Thursday, February 9, 2012

Mitt should've expected this 3-dog fight

By: Daisy

Fellow canines may sympathize with the smallest member of a multiple-dog household, who sees their food dish placed on the floor, only to have a more aggressive dog swoop in and gulp it down.
This happened to former Massachusetts Gov. Mitt Romney, who wants to be the GOP nominee for president. No sooner had he thought his status was secure after winning the Florida primary, one of his rivals, ex-Pennsylvania Sen. Rick Santorum, barged in and won primary contests in Colorado, Minnesota and Missouri.
This gives the GOP dogfight a new dynamic. Many so-called human "experts" said it was a two-man race between Romney and ex-House Speaker Newt Gingrich ... even after Romney kicked Gingrich's butt in Florida ... and even after we learned Santorum, not Romney, won the primary that started it all: Iowa. Yes, Rick Santorum has made this a three-dog fight.
Santorum's alpha-dog qualities helped him push forward. Look at the Tampa, Fla. debate of Jan. 23. Santorum confronted his two main foes, saying:
"My question to Governor Romney and to Speaker Gingrich, if you believe in capitalism that much, then why did you support the bailout of Wall Street, where you had an opportunity to allow destructive capitalism to work, to allow a failure of a -- of a system that needed to fail because people did things that in capitalism pay -- you pay a price?"
Santorum is bellicose in speeches, too.
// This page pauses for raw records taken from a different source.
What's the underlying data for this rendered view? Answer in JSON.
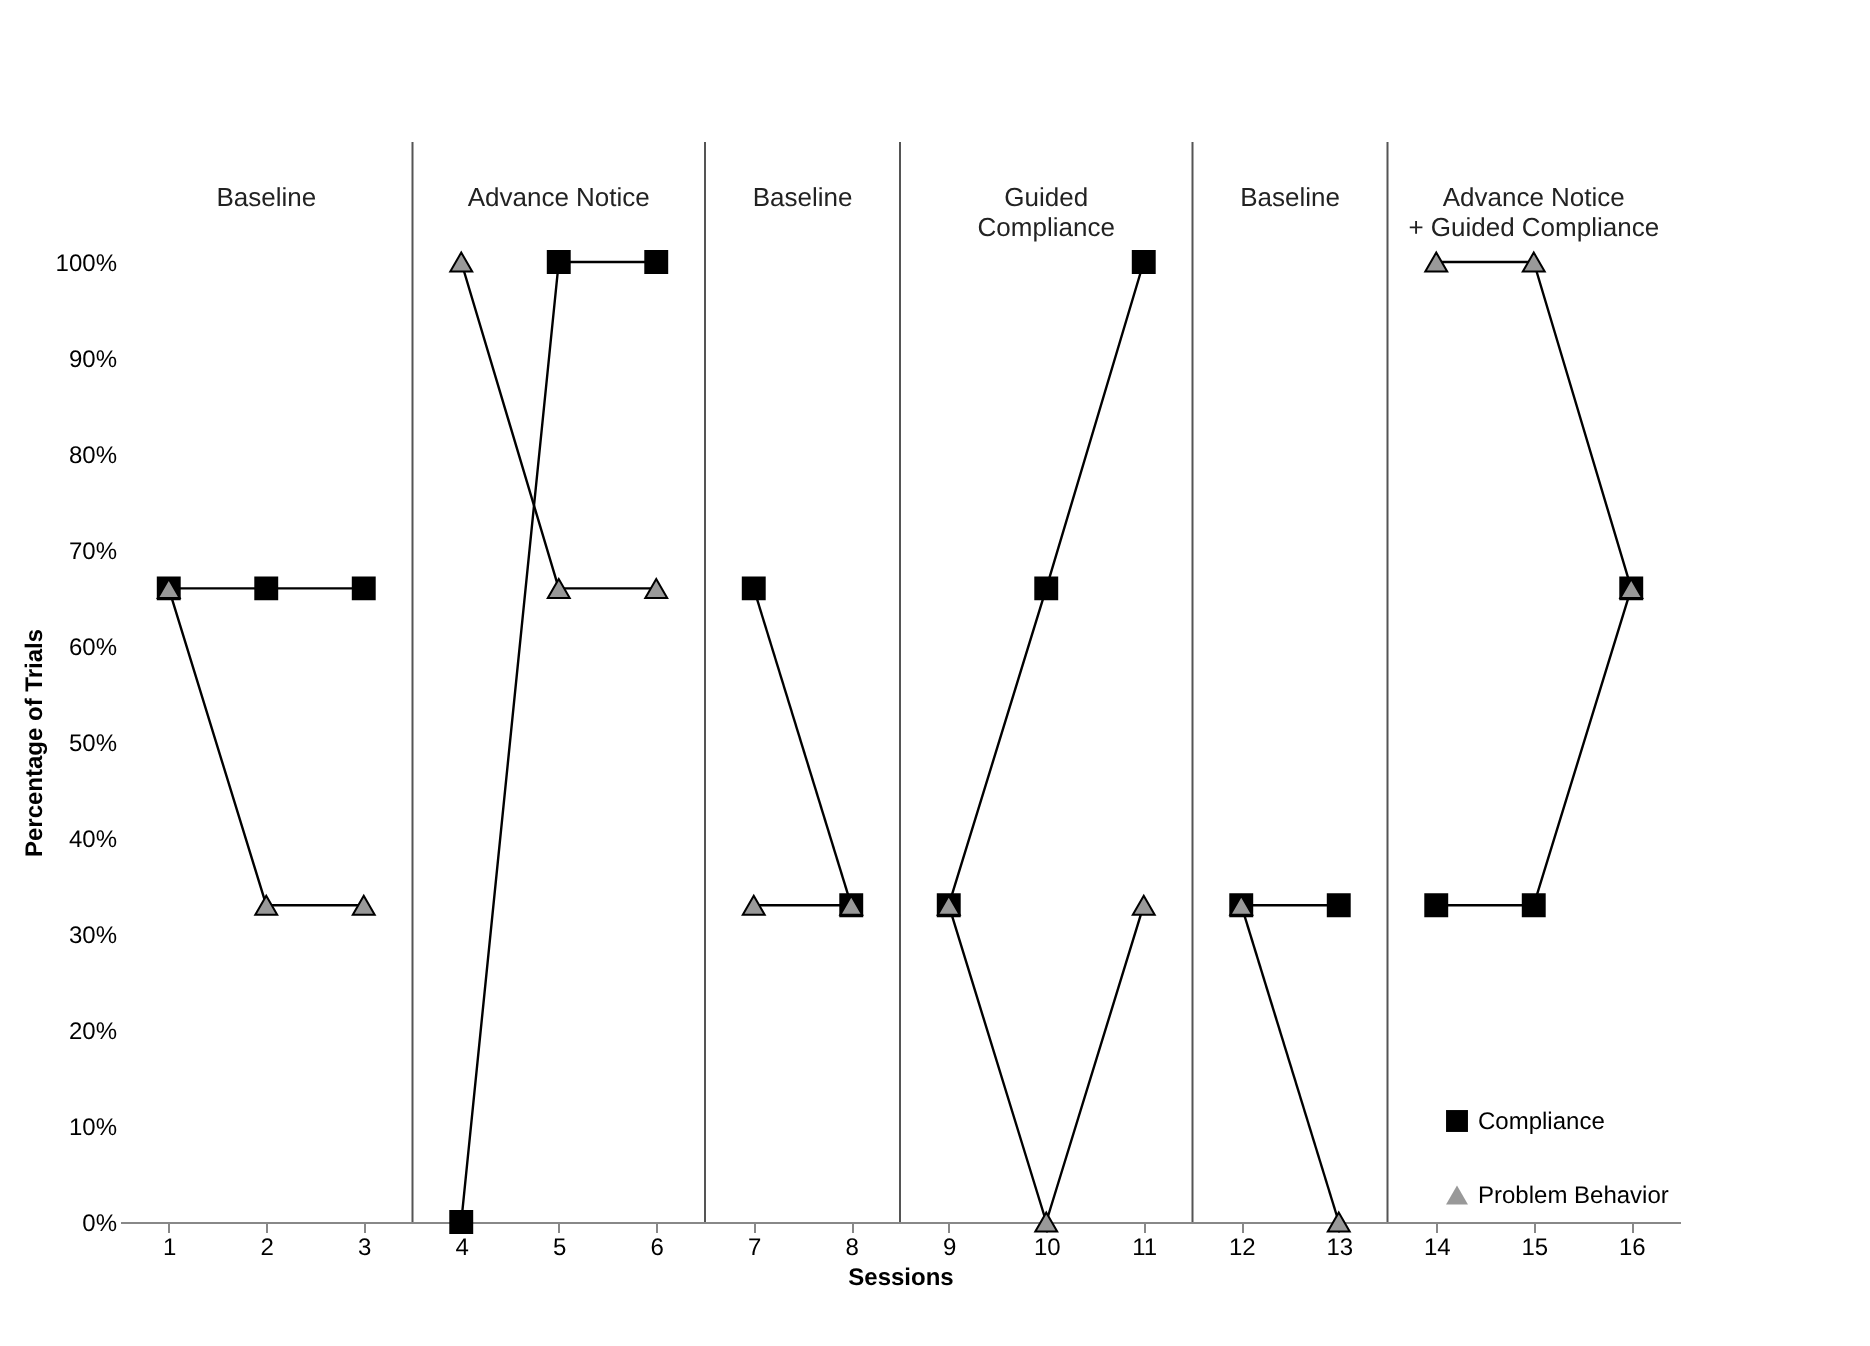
{
  "chart_data": {
    "type": "line",
    "xlabel": "Sessions",
    "ylabel": "Percentage of Trials",
    "x": [
      1,
      2,
      3,
      4,
      5,
      6,
      7,
      8,
      9,
      10,
      11,
      12,
      13,
      14,
      15,
      16
    ],
    "xlim": [
      0.5,
      16.5
    ],
    "xticks": [
      1,
      2,
      3,
      4,
      5,
      6,
      7,
      8,
      9,
      10,
      11,
      12,
      13,
      14,
      15,
      16
    ],
    "ylim": [
      0,
      100
    ],
    "yticks": [
      {
        "value": 0,
        "label": "0%"
      },
      {
        "value": 10,
        "label": "10%"
      },
      {
        "value": 20,
        "label": "20%"
      },
      {
        "value": 30,
        "label": "30%"
      },
      {
        "value": 40,
        "label": "40%"
      },
      {
        "value": 50,
        "label": "50%"
      },
      {
        "value": 60,
        "label": "60%"
      },
      {
        "value": 70,
        "label": "70%"
      },
      {
        "value": 80,
        "label": "80%"
      },
      {
        "value": 90,
        "label": "90%"
      },
      {
        "value": 100,
        "label": "100%"
      }
    ],
    "series": [
      {
        "name": "Compliance",
        "color": "#000000",
        "marker": "square",
        "values": [
          66,
          66,
          66,
          0,
          100,
          100,
          66,
          33,
          33,
          66,
          100,
          33,
          33,
          33,
          33,
          66
        ]
      },
      {
        "name": "Problem Behavior",
        "color": "#999999",
        "marker": "triangle",
        "values": [
          66,
          33,
          33,
          100,
          66,
          66,
          33,
          33,
          33,
          0,
          33,
          33,
          0,
          100,
          100,
          66
        ]
      }
    ],
    "ref_lines": [
      {
        "axis": "x",
        "value": 3.5,
        "color": "#555555"
      },
      {
        "axis": "x",
        "value": 6.5,
        "color": "#555555"
      },
      {
        "axis": "x",
        "value": 8.5,
        "color": "#555555"
      },
      {
        "axis": "x",
        "value": 11.5,
        "color": "#555555"
      },
      {
        "axis": "x",
        "value": 13.5,
        "color": "#555555"
      }
    ],
    "annotations": [
      "Baseline",
      "Advance Notice",
      "Baseline",
      "Guided\nCompliance",
      "Baseline",
      "Advance Notice\n+ Guided Compliance"
    ],
    "grid": false,
    "legend": "bottom right"
  }
}
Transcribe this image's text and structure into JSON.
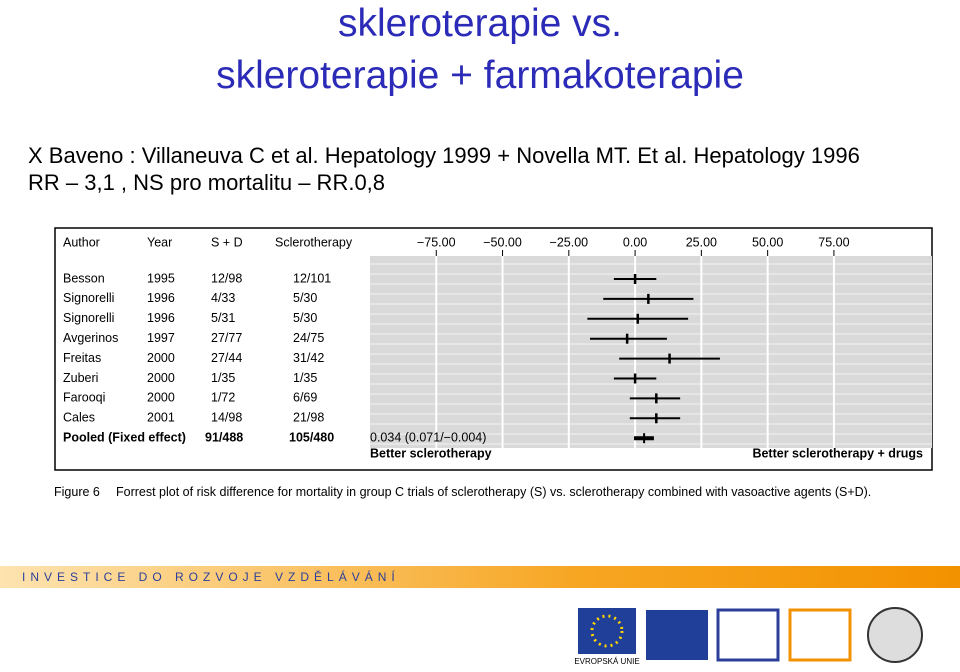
{
  "title_lines": [
    "skleroterapie vs.",
    "skleroterapie + farmakoterapie"
  ],
  "subtitle_lines": [
    "X Baveno : Villaneuva C et al. Hepatology 1999 + Novella MT. Et al. Hepatology 1996",
    "RR – 3,1 ,  NS pro mortalitu – RR.0,8"
  ],
  "chart_data": {
    "type": "forest",
    "columns": [
      "Author",
      "Year",
      "S + D",
      "Sclerotherapy"
    ],
    "rows": [
      [
        "Besson",
        "1995",
        "12/98",
        "12/101"
      ],
      [
        "Signorelli",
        "1996",
        "4/33",
        "5/30"
      ],
      [
        "Signorelli",
        "1996",
        "5/31",
        "5/30"
      ],
      [
        "Avgerinos",
        "1997",
        "27/77",
        "24/75"
      ],
      [
        "Freitas",
        "2000",
        "27/44",
        "31/42"
      ],
      [
        "Zuberi",
        "2000",
        "1/35",
        "1/35"
      ],
      [
        "Farooqi",
        "2000",
        "1/72",
        "6/69"
      ],
      [
        "Cales",
        "2001",
        "14/98",
        "21/98"
      ]
    ],
    "values": [
      0,
      5,
      1,
      -3,
      13,
      0,
      8,
      8
    ],
    "lower": [
      -8,
      -12,
      -18,
      -17,
      -6,
      -8,
      -2,
      -2
    ],
    "upper": [
      8,
      22,
      20,
      12,
      32,
      8,
      17,
      17
    ],
    "pooled": {
      "author": "Pooled (Fixed effect)",
      "sd": "91/488",
      "sclero": "105/480",
      "value": 3.4,
      "lower": -0.4,
      "upper": 7.1,
      "estimate_label": "0.034 (0.071/−0.004)"
    },
    "xlim": [
      -100,
      112
    ],
    "xticks": [
      {
        "value": -75,
        "label": "−75.00"
      },
      {
        "value": -50,
        "label": "−50.00"
      },
      {
        "value": -25,
        "label": "−25.00"
      },
      {
        "value": 0,
        "label": "0.00"
      },
      {
        "value": 25,
        "label": "25.00"
      },
      {
        "value": 50,
        "label": "50.00"
      },
      {
        "value": 75,
        "label": "75.00"
      }
    ],
    "grid": true,
    "left_label": "Better sclerotherapy",
    "right_label": "Better sclerotherapy + drugs",
    "color": "#000000"
  },
  "caption": {
    "label": "Figure 6",
    "text": "Forrest plot of risk difference for mortality in group C trials of sclerotherapy (S) vs. sclerotherapy combined with vasoactive agents (S+D)."
  },
  "footer": {
    "band": "INVESTICE DO ROZVOJE VZDĚLÁVÁNÍ",
    "eu": "EVROPSKÁ UNIE"
  }
}
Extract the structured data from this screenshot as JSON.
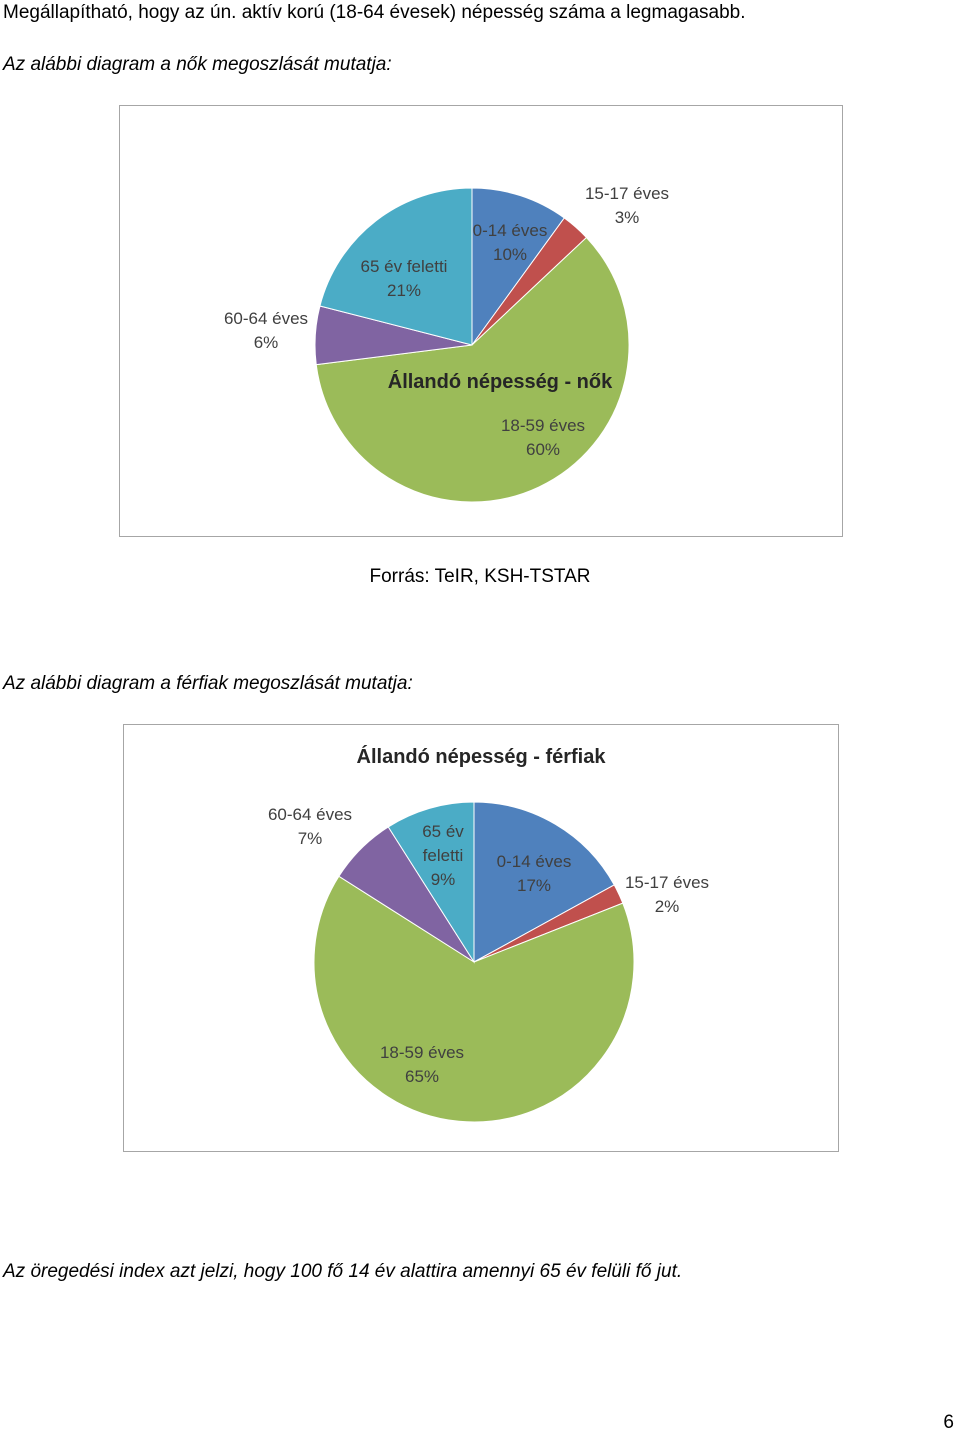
{
  "intro_text": "Megállapítható, hogy az ún. aktív korú (18-64 évesek) népesség száma a legmagasabb.",
  "women_caption": "Az alábbi diagram a nők megoszlását mutatja:",
  "source_text": "Forrás: TeIR, KSH-TSTAR",
  "men_caption": "Az alábbi diagram a férfiak megoszlását mutatja:",
  "aging_text": "Az öregedési index azt jelzi, hogy 100 fő 14 év alattira amennyi 65 év felüli fő jut.",
  "page_number": "6",
  "chart_data": [
    {
      "type": "pie",
      "title": "Állandó népesség - nők",
      "categories": [
        "0-14 éves",
        "15-17 éves",
        "18-59 éves",
        "60-64 éves",
        "65 év feletti"
      ],
      "values": [
        10,
        3,
        60,
        6,
        21
      ],
      "value_labels": [
        "10%",
        "3%",
        "60%",
        "6%",
        "21%"
      ],
      "colors": [
        "#4f81bd",
        "#c0504d",
        "#9bbb59",
        "#8064a2",
        "#4bacc6"
      ]
    },
    {
      "type": "pie",
      "title": "Állandó népesség - férfiak",
      "categories": [
        "0-14 éves",
        "15-17 éves",
        "18-59 éves",
        "60-64 éves",
        "65 év feletti"
      ],
      "values": [
        17,
        2,
        65,
        7,
        9
      ],
      "value_labels": [
        "17%",
        "2%",
        "65%",
        "7%",
        "9%"
      ],
      "colors": [
        "#4f81bd",
        "#c0504d",
        "#9bbb59",
        "#8064a2",
        "#4bacc6"
      ]
    }
  ]
}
He celebrated his three most recent successes by mocking Romney's approach to the nomination, saying, "Gov. Romney's best attribute is, 'I've got the most money and the best organization.'"
So now the GOP has a "Three Dog Night." It would be instructive to explain the origins of this band name. On cold nights in Australia, it is reportedly an aboriginal custom to dig a hole and sleep with one of my "rels," a dingo. When the mercury drops, you sleep with two dogs ... and when it's freezing, you bring three.
Santorum's coldhearted attacks might freeze out Romney's hopes. Yet if this becomes the political climate for the GOP primaries, the party will freeze out "warm fuzzy"types like myself.

Daisy is a 9-year-old West Highland white terrier living in Cambridge, Mass. Her column runs weekly.